Andiamo con ordine: prima di tutto perché mi metto a commentare un testo di legge, e chi sono per farlo? Se a qualcuno può interessare sono laureato in legge e sono stato sia praticante avvocato che praticante notaio.  Secondo: sono un imprenditore “digitale”,  sviluppo app, vivo di web ed e-commerce e qiundi la legge in questione può incidere pesantemente sulla mia professione.

Ma passiamo alla webtax. Perché è stata creata, e cosa dice?

La ragione per cui è stata concepita la webtax è semplice: recuperare più denaro per le casse dello stato. Internet è sempre stato un settore particolare, dove la territorialità non conta: il web è fluido, i servizi sono globali e venduti in tutto il mondo senza poter essere segmentati e regolamentati in base ai canoni “tradizionali” che identificano un’attività economica con un territorio di riferimento.
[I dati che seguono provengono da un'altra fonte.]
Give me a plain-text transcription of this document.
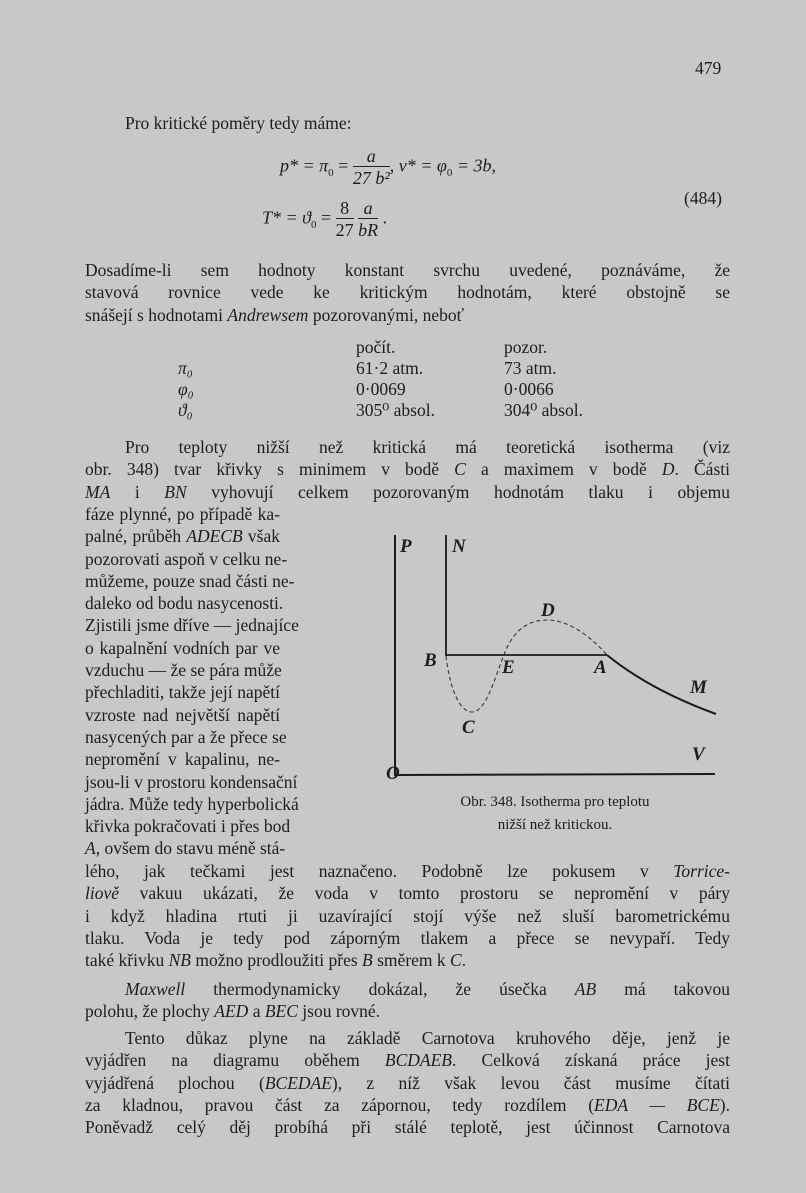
479
Pro kritické poměry tedy máme:
$p* = \pi_0 = \frac{a}{\text{27 b²}}$ , $v* = \varphi_0 = 3b$,
$T* = ϑ_0 = \frac{8}{27}$
$\frac{a}{bR}$ .
(484)
Dosadíme-li sem hodnoty konstant svrchu uvedené, poznáváme, že
stavová rovnice vede ke kritickým hodnotám, které obstojně se
snášejí s hodnotami Andrewsem pozorovanými, neboť
	počít.	pozor.
π₀	61·2 atm.	73 atm.
φ₀	0·0069	0·0066
ϑ₀	305⁰ absol.	304⁰ absol.
Pro teploty nižší než kritická má teoretická isotherma (viz
obr. 348) tvar křivky s minimem v bodě C a maximem v bodě D. Části
MA i BN vyhovují celkem pozorovaným hodnotám tlaku i objemu
fáze plynné, po případě ka-
palné, průběh ADECB však
pozorovati aspoň v celku ne-
můžeme, pouze snad části ne-
daleko od bodu nasycenosti.
Zjistili jsme dříve — jednajíce
o kapalnění vodních par ve
vzduchu — že se pára může
přechladiti, takže její napětí
vzroste nad největší napětí
nasycených par a že přece se
nepromění v kapalinu, ne-
jsou-li v prostoru kondensační
jádra. Může tedy hyperbolická
křivka pokračovati i přes bod
A, ovšem do stavu méně stá-
lého, jak tečkami jest naznačeno. Podobně lze pokusem v Torrice-
liově vakuu ukázati, že voda v tomto prostoru se nepromění v páry
i když hladina rtuti ji uzavírající stojí výše než sluší barometrickému
tlaku. Voda je tedy pod záporným tlakem a přece se nevypaří. Tedy
také křivku NB možno prodloužiti přes B směrem k C.
Maxwell thermodynamicky dokázal, že úsečka AB má takovou
polohu, že plochy AED a BEC jsou rovné.
Tento důkaz plyne na základě Carnotova kruhového děje, jenž je
vyjádřen na diagramu oběhem BCDAEB. Celková získaná práce jest
vyjádřená plochou (BCEDAE), z níž však levou část musíme čítati
za kladnou, pravou část za zápornou, tedy rozdílem (EDA — BCE).
Poněvadž celý děj probíhá při stálé teplotě, jest účinnost Carnotova
P N
D
B	E	A
M
C
V
O
Obr. 348. Isotherma pro teplotu
nižší než kritickou.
Aziende come Google e Facebook hanno uffici in tutti il mondo e vendono servizi in tutto il mondo, e quindi posso scegliere dove posizionare la loro sede fiscale, in modo da pagare meno tasse possibile. E’ una scelta comprensibile: chi non lo farebbe, se potesse?

Il problema però è rilevante, perché i giganti del web fatturano miliardi di euro, e in genere scelgono la propria sede con molta furbizia, il che fa si che paghino pochissime tasse. Per questo si è scelto di fare una webtax: per cercare di obbligare i grandi del web a pagare le (salate) tasse che esistono nel nostro paese. E’ giusto oppure no che aziende multinazionali paghino tasse irrisorie rispetto a quelle che i cittadini normali pagano? La questione è politica, sicuramente da affrontare, ma a nostro parere il modo in cui è stato fatto è a dir poco grottesco. Vi spiego perché.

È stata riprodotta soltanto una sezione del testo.